Handicrafts come in hundreds, if not thousands, of distinct varieties. The following list of crafts is provided solely for the purpose of illustration.
Appliqué, Crocheting, Embroidery, Felt-making, Knitting, Lace-making, Macramé, Quilting, Tapestry art, Weaving are all examples of textiles.
Woodcarving, woodturning, cabinet making, furniture making, and lacquerware are all examples of woodcraft.
Collage, Decoupage, Origami paper folding, and Papier-mâché are all examples of papercraft.
Crafts made of clay and glass (see also Ancient Pottery)
Stained glass art materials/methods include ceramics (earthenware, stoneware, porcelain), mosaic art, glass beadmaking, glass blowing, and glass etching.

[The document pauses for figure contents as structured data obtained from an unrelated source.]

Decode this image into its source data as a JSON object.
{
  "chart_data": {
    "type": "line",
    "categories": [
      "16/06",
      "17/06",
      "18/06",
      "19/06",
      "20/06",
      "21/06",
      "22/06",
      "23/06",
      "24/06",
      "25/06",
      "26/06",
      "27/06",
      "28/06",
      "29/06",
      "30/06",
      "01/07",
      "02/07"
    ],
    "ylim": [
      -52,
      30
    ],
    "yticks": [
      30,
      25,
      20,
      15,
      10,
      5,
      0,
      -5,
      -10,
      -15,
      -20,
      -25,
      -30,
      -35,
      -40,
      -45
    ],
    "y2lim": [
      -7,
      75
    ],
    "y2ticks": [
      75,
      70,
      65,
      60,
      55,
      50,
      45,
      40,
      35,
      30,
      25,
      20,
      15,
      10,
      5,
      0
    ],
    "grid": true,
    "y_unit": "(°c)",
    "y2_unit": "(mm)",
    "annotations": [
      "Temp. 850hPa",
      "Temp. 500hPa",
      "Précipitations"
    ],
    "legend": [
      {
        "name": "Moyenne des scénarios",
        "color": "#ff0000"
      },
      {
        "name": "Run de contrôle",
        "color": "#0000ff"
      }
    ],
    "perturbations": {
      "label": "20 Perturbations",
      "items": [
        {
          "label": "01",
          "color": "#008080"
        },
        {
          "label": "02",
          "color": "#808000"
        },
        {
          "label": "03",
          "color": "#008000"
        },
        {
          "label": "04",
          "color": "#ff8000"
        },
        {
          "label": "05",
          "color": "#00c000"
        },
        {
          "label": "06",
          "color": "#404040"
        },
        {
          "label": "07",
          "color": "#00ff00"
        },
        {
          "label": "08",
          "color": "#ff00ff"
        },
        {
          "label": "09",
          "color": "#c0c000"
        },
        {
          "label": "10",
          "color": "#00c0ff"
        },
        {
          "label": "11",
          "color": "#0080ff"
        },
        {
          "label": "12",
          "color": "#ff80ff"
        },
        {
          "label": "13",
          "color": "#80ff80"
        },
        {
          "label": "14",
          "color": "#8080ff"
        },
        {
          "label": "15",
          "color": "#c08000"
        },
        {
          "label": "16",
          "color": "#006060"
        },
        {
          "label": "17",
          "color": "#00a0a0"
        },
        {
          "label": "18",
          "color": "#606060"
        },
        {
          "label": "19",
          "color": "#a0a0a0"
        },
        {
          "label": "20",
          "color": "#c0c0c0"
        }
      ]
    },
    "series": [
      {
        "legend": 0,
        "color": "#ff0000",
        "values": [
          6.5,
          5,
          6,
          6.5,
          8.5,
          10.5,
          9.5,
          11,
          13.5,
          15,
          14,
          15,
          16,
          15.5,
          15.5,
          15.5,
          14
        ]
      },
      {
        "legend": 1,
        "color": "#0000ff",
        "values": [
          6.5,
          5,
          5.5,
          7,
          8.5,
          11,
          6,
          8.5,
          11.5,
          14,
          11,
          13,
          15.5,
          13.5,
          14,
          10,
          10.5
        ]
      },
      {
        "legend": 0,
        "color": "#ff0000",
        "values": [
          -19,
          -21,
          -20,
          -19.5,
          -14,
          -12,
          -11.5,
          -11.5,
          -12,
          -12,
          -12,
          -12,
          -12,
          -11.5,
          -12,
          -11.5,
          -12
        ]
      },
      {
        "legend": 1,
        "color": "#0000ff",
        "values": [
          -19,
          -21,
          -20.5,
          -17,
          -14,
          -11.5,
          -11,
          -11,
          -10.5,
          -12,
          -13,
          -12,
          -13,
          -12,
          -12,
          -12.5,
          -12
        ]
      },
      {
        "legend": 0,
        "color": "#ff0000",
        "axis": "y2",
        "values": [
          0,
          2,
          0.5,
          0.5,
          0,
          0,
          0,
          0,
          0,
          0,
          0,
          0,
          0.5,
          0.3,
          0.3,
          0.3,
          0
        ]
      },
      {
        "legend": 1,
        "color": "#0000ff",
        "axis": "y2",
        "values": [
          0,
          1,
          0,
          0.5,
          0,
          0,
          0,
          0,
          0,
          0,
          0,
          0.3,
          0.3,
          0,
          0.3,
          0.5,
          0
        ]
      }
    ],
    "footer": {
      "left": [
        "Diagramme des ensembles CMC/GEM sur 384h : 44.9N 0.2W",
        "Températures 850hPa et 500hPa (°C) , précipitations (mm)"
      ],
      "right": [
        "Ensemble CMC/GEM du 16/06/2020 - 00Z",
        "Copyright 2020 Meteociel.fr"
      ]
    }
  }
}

Metalwork procedures such as embossing, repoussé work, engraving, enamelling (types include champlevé, basse taille, cloisonné, plique-à-jour), granulation, and filigree embellishment are included in jewellery. See Jewellery: History and Techniques for further information.
Other Craftwork Examples
Basket weaving, beer-making, bookbinding, doll-making, enamelling, floral design, Ikebana, jewelry-making, knife-making (cutler), leatherwork, metalwork, model-making, tattoo design, toy-making
Craftsmanship’s Evolution and History
The phrase “Craft Guild” was first used in Europe during the Middle Ages to describe an occupational association made up of all the craftspeople (and occasionally suppliers, retailers, and wholesale merchants) active in a particular field of industry or commerce. Medieval craft guilds (for goldsmithery and metalwork, for example) were largely developed after 1250 and had little variation in their overall organisation. Each had a general assembly with some rule-making power, but actual power was concentrated in the hands of a few senior officials and a council of advisors. Masters, Journeymen, and Apprentices were the three categories of a normal Guild. A guild may have an inner circle of Master Craftsmen in the wealthiest trades. Craft guilds’ major economic goal was to gain a complete monopoly on everyone involved in the profession in order to safeguard and promote its members’ financial interests, although this was rarely accomplished. For this to happen, there were simply too many rival guilds and too much state interest. For example, from the 15th century forward, the state intervened in apprenticeship laws and other major areas of guild governance. As a result, from the late 16th century onwards, craft guilds’ authority and activity began to dwindle, a process exacerbated by the Industrial Revolution’s standardisation and mass-production techniques, as well as the creation of regulated firms and other groups. In France (1791), Rome (1907), Spain (1840), England (1835), Austria and Germany (1860), and Italy, guilds were finally disbanded (1864).
The loss of master-craftsmanship as a fundamental aspect of industry and trade was signalled by the collapse of craft guilds, and its replacement by machine-tool dexterity in both factories and workshops. Much of the discussion over the inherent value of crafts is informed by this dilemma – the redundancy of individual hand-based craft abilities and the emergence of mass-production ways to manufacture faster, cheaper, but less “beautiful” products. The Arts and Crafts Movement, which gained traction in late Victorian times, was the first response to this mechanisation.